Straight-Jacket is a 2004 comedy film written and directed by Richard Day, based on his play. Done as a pastiche of the Rock Hudson-Doris Day romantic comedy films, Straight-Jacket tells the story of Guy Stone, a closeted gay actor in the 1950s who is modeled on Hudson.

==Plot==
Guy Stone (Matt Letscher) is blissfully closeted, picking up tricks for one-night-stands, while capturing the country's heart as "America's most eligible bachelor" (starring in such films as The Love Barrel and I Married the Ghost). However, Guy's carefully managed façade collapses when he comes up for the lead in S.R.O. studio's version of Ben-Hur. Things turn sour for the film idol when a fellow actor, Freddie Stevens (Jack Plotnick) (famous in the film for portraying "Captain Astro" in a succession of Buck Rogers or Flash Gordon-type serial films), decides to steal the lead in Ben-Hur from Guy by taking a picture of Guy exiting a gay bar. Freddie plans to out Guy to the world and ruin his career. Jerry (Veronica Cartwright), Guy's repressed lesbian ball-bustingly ambitious agent, connives to cover up the impending outing and ensure Guy the role in Ben-Hur by marrying her client off with great fanfare to the studio head's secretary, Sally (Carrie Preston), who just happens to also be a slavishly devoted Guy Stone fan. However, Sally isn't aware the marriage is a sham.

To avoid his adoring new bride as much as possible, Guy has Jerry sign him onto the next available film, which turns out to be 'Blood Mine' — a disastrously arch pro-union film about the corrupt goings on at a coal mine (with lines like 'how can they call this a MINE when everything is THEIRS!?!'). The studio head, in fear of the red-baiting going on in Hollywood at the time, decides — true to Hollywood stereotype — rather than stop production on the film to instead water down the pro-union content wherever possible.

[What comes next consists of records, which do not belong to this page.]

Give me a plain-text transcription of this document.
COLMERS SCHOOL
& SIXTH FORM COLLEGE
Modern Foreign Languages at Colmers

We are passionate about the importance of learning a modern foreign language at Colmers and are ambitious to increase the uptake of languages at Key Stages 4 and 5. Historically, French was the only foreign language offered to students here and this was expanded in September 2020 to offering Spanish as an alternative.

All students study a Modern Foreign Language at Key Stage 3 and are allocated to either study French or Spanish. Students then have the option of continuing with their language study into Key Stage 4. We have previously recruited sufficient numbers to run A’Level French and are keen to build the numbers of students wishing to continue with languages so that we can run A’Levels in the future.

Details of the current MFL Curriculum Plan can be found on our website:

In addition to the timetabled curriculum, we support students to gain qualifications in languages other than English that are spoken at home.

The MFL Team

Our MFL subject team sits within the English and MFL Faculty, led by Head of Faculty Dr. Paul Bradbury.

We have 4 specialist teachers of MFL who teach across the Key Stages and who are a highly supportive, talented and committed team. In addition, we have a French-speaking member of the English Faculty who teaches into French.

The young, idealistic, and terribly handsome writer of the novel that the film is based on, Rick Foster, quickly gets roped into convoluting the plot of this already-bad adaptation of his heartfelt book largely because of a chance meeting between him and the film's star, Guy. The attraction the two men feel for one another is instantaneous and propels the rest of the plot forward.

==Cast==
- Matt Letscher as Guy Stone, a closeted homosexual Rock Hudson-like actor
- Carrie Preston as Sally Stone, a wild Guy Stone fanatic and the studio's head secretary
- Adam Greer as Rick Foster
- Veronica Cartwright as Jerry Albrecht, Guy's repressed lesbian agent
- Jack Plotnick as Freddie Stevens, a neurotic actor out to reveal Guy's secret
- Michael Emerson as Victor
- Sam Pancake as Tour Guide

Jackie Hoffman, who originated the role of Jerry in the stage play, was asked to reprise her role, but couldn't due to Hairspray: The Musical.